The Violin String And Musical Scales.

The second string on Mario's violin is tuned to the note D, roughly 300 cycles per second. To make the same string sound a higher note, he shortens it by pressing it against the finger-board. To play "Baa-baa black sheep" he bows "D-D-A-A". The note A is pitched 50% higher than D. What portion of the string (between neck and bridge) must vibrate to produce it? Further down on this page, you'll get a chance to submit your answer.

Pitch is inversely proportional to length of string: the higher the one, the shorter the other. The same goes for the length of tube or pipe in wind instruments, as in the Andean zampoña shown on the right.

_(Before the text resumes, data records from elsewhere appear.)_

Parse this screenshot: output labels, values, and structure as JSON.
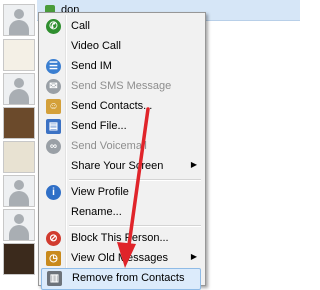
{
  "top_contact": {
    "name": "don"
  },
  "menu": {
    "items": [
      {
        "label": "Call",
        "icon": "phone-icon",
        "color": "#2f8f2f",
        "glyph": "✆",
        "enabled": true
      },
      {
        "label": "Video Call",
        "icon": "",
        "color": "",
        "glyph": "",
        "enabled": true
      },
      {
        "label": "Send IM",
        "icon": "chat-icon",
        "color": "#3b7fd1",
        "glyph": "☰",
        "enabled": true
      },
      {
        "label": "Send SMS Message",
        "icon": "sms-icon",
        "color": "#9aa0a6",
        "glyph": "✉",
        "enabled": false
      },
      {
        "label": "Send Contacts...",
        "icon": "contacts-icon",
        "color": "#d4a03a",
        "glyph": "☺",
        "enabled": true
      },
      {
        "label": "Send File...",
        "icon": "file-icon",
        "color": "#3c72c4",
        "glyph": "▤",
        "enabled": true
      },
      {
        "label": "Send Voicemail",
        "icon": "voicemail-icon",
        "color": "#9aa0a6",
        "glyph": "∞",
        "enabled": false
      },
      {
        "label": "Share Your Screen",
        "icon": "",
        "color": "",
        "glyph": "",
        "enabled": true,
        "submenu": true
      },
      {
        "label": "View Profile",
        "icon": "info-icon",
        "color": "#2f6fc7",
        "glyph": "i",
        "enabled": true
      },
      {
        "label": "Rename...",
        "icon": "",
        "color": "",
        "glyph": "",
        "enabled": true
      },
      {
        "label": "Block This Person...",
        "icon": "block-icon",
        "color": "#d13b2f",
        "glyph": "⊘",
        "enabled": true
      },
      {
        "label": "View Old Messages",
        "icon": "clock-icon",
        "color": "#c98a1c",
        "glyph": "◷",
        "enabled": true,
        "submenu": true
      },
      {
        "label": "Remove from Contacts",
        "icon": "trash-icon",
        "color": "#6d737a",
        "glyph": "▥",
        "enabled": true,
        "highlighted": true
      }
    ],
    "submenu_arrow": "▶"
  },
  "colors": {
    "menu_bg": "#f1f1f1",
    "highlight": "#dcebfb",
    "arrow": "#e0242a"
  }
}
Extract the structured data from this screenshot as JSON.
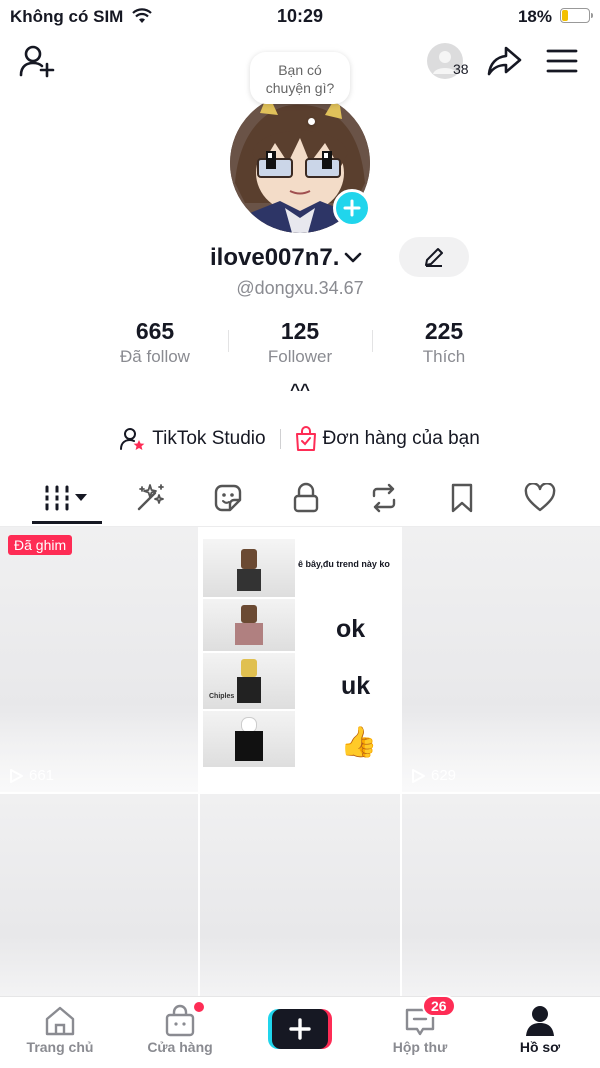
{
  "status_bar": {
    "carrier": "Không có SIM",
    "time": "10:29",
    "battery": "18%"
  },
  "header": {
    "viewer_count": "38"
  },
  "profile": {
    "bubble_text": [
      "Bạn có",
      "chuyện gì?"
    ],
    "username": "ilove007n7.",
    "handle": "@dongxu.34.67",
    "stats": [
      {
        "value": "665",
        "label": "Đã follow"
      },
      {
        "value": "125",
        "label": "Follower"
      },
      {
        "value": "225",
        "label": "Thích"
      }
    ],
    "expand": "^^"
  },
  "links": {
    "studio": "TikTok Studio",
    "orders": "Đơn hàng của bạn"
  },
  "videos": [
    {
      "badge": "Đã ghim",
      "views": "661"
    },
    {
      "overlay_lines": [
        "ê bây,đu trend này ko",
        "ok",
        "uk",
        "👍"
      ],
      "watermark": "Chiples",
      "views": "..."
    },
    {
      "views": "629"
    }
  ],
  "nav": {
    "home": "Trang chủ",
    "shop": "Cửa hàng",
    "inbox": "Hộp thư",
    "inbox_badge": "26",
    "profile": "Hồ sơ"
  },
  "colors": {
    "accent": "#fe2c55",
    "cyan": "#20d5ec",
    "text": "#161823",
    "muted": "#8a8b91"
  }
}
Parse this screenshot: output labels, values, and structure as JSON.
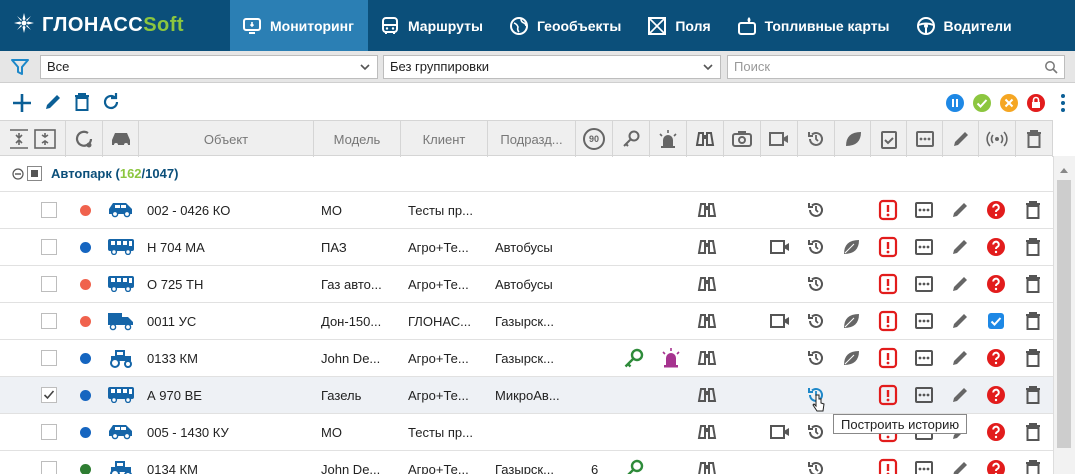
{
  "nav": {
    "logo_main": "ГЛОНАСС",
    "logo_accent": "Soft",
    "items": [
      {
        "label": "Мониторинг",
        "icon": "monitor-icon"
      },
      {
        "label": "Маршруты",
        "icon": "bus-icon"
      },
      {
        "label": "Геообъекты",
        "icon": "globe-icon"
      },
      {
        "label": "Поля",
        "icon": "field-icon"
      },
      {
        "label": "Топливные карты",
        "icon": "fuel-card-icon"
      },
      {
        "label": "Водители",
        "icon": "steering-wheel-icon"
      }
    ]
  },
  "filter": {
    "select1": "Все",
    "select2": "Без группировки",
    "search_placeholder": "Поиск"
  },
  "table": {
    "headers": {
      "object": "Объект",
      "model": "Модель",
      "client": "Клиент",
      "division": "Подразд..."
    },
    "speed_icon_text": "90",
    "group": {
      "name": "Автопарк",
      "open": "(",
      "active": "162",
      "sep": "/",
      "total": "1047",
      "close": ")"
    },
    "rows": [
      {
        "checked": false,
        "status": "#f0624d",
        "vehicle": "car",
        "object": "002 - 0426 КО",
        "model": "МО",
        "client": "Тесты пр...",
        "division": "",
        "speed": "",
        "key": false,
        "alarm": false,
        "camera": false,
        "leaf": false,
        "task": "none",
        "history_cursor": false
      },
      {
        "checked": false,
        "status": "#1565c0",
        "vehicle": "bus",
        "object": "Н 704 МА",
        "model": "ПАЗ",
        "client": "Агро+Те...",
        "division": "Автобусы",
        "speed": "",
        "key": false,
        "alarm": false,
        "camera": true,
        "leaf": true,
        "task": "none",
        "history_cursor": false
      },
      {
        "checked": false,
        "status": "#f0624d",
        "vehicle": "bus",
        "object": "О 725 ТН",
        "model": "Газ авто...",
        "client": "Агро+Те...",
        "division": "Автобусы",
        "speed": "",
        "key": false,
        "alarm": false,
        "camera": false,
        "leaf": false,
        "task": "none",
        "history_cursor": false
      },
      {
        "checked": false,
        "status": "#f0624d",
        "vehicle": "truck",
        "object": "0011 УС",
        "model": "Дон-150...",
        "client": "ГЛОНАС...",
        "division": "Газырск...",
        "speed": "",
        "key": false,
        "alarm": false,
        "camera": true,
        "leaf": true,
        "task": "check",
        "history_cursor": false
      },
      {
        "checked": false,
        "status": "#1565c0",
        "vehicle": "tractor",
        "object": "0133 КМ",
        "model": "John De...",
        "client": "Агро+Те...",
        "division": "Газырск...",
        "speed": "",
        "key": true,
        "alarm": true,
        "camera": false,
        "leaf": true,
        "task": "none",
        "history_cursor": false
      },
      {
        "checked": true,
        "status": "#1565c0",
        "vehicle": "bus",
        "object": "А 970 ВЕ",
        "model": "Газель",
        "client": "Агро+Те...",
        "division": "МикроАв...",
        "speed": "",
        "key": false,
        "alarm": false,
        "camera": false,
        "leaf": false,
        "task": "none",
        "history_cursor": true
      },
      {
        "checked": false,
        "status": "#1565c0",
        "vehicle": "car",
        "object": "005 - 1430 КУ",
        "model": "МО",
        "client": "Тесты пр...",
        "division": "",
        "speed": "",
        "key": false,
        "alarm": false,
        "camera": true,
        "leaf": false,
        "task": "none",
        "history_cursor": false
      },
      {
        "checked": false,
        "status": "#2e7d32",
        "vehicle": "tractor",
        "object": "0134 КМ",
        "model": "John De...",
        "client": "Агро+Те...",
        "division": "Газырск...",
        "speed": "6",
        "key": true,
        "alarm": false,
        "camera": false,
        "leaf": false,
        "task": "none",
        "history_cursor": false
      }
    ]
  },
  "tooltip": "Построить историю",
  "colors": {
    "nav_bg": "#0b4f7a",
    "nav_active": "#2b7fb4",
    "accent_green": "#8cc63f",
    "danger_red": "#e21c1c",
    "group_title": "#0b4f7a"
  }
}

If D has 300 cycles per second, A will have 450, and D' will have 600. Our ear hears a doubled pitch, as in D' versus D, as "the same note, but higher" -- and A with 3/2 times the basic pitch is heard "as closely related". These three ratios (1, 3/2, 2) occur in almost all musical scales, but the big gaps on either side of the middle one are filled in differently by different traditions.

The classical major scale uses eight notes related to a basic one (called the "tonic") by the ratios 1, 9/8, 5/4, 4/3, 3/2, 5/3, 15/8, 2. Going from note to note in it, you'll find the increase in pitch to be +1/8, +1/9, +1/15, +1/8, +1/9, +1/8, +1/15. Two of these steps are much smaller than the others and are counted as "semi-tones", but among the "whole tones" there are still two different sizes: +1/8 and +1/9.
This is alright if you can make continuous adjustments as with voice, trombone, violin -- or any of its relatives, like the vielle shown on the left -- but it is disastrous if your instrument has fixed pitches like the zampoña or the organ (its larger cousin) or the guitar with its fixed frets: you could not start your tune on a different note without derailing the scale. 

For such instruments, we use a chromatic scale with 12 semi-tone steps, each of which increases the pitch by 5.9463% or roughly 1/17. To approximate the major scale on a guitar, for instance, you take two-two-one-two-two-two-one of these steps (two of them hike the pitch by 12.2462%, a little less than 1/8). This approximation is good enough for most ears, and the new system never gets out of step. 

The problem of musical scales is similar to adjusting the rate in compound interest: you are looking for a percentage increase which -- applied repeatedly -- gets close to a given sequence of fractions. In the chromatic scale described above, twelve steps take you to twice, and seven steps close 3/2 times, the basic pitch -- also known as the "tonic".

At a deeper level, this has to do with Diophantine Approximations. To make a scale which reaches the "octave" (twice the tonic) in n equal steps and gets close to the "dominant" (3/2 times the tonic) in k of these, you need to find a fraction k/n which approximates the irrational number log3 / log2 - 1. The standard way of doing this by continued fractions produces the sequence 7/12, 24/41, 31/53 .... The 7/12 corresponds to our chromatic scale, the 31/53 leads to a super-fine scale whose individual steps go up only 1.3164% each time. It is said to have been used in Ancient China. This goes to show: Mathematics is everywhere.

The Pacific Institute for the Mathematical Sciences (PIMS) is a non-profit organisation supported by five universities of Western Canada and dedicated to the promotion of mathematical research -- but it also has a programme of education and public awareness.

This contest is over. The correct answer was 2/3, 0.666..., 67%, and the like. The winner of the draw was Stefan Lukits of Vancouver.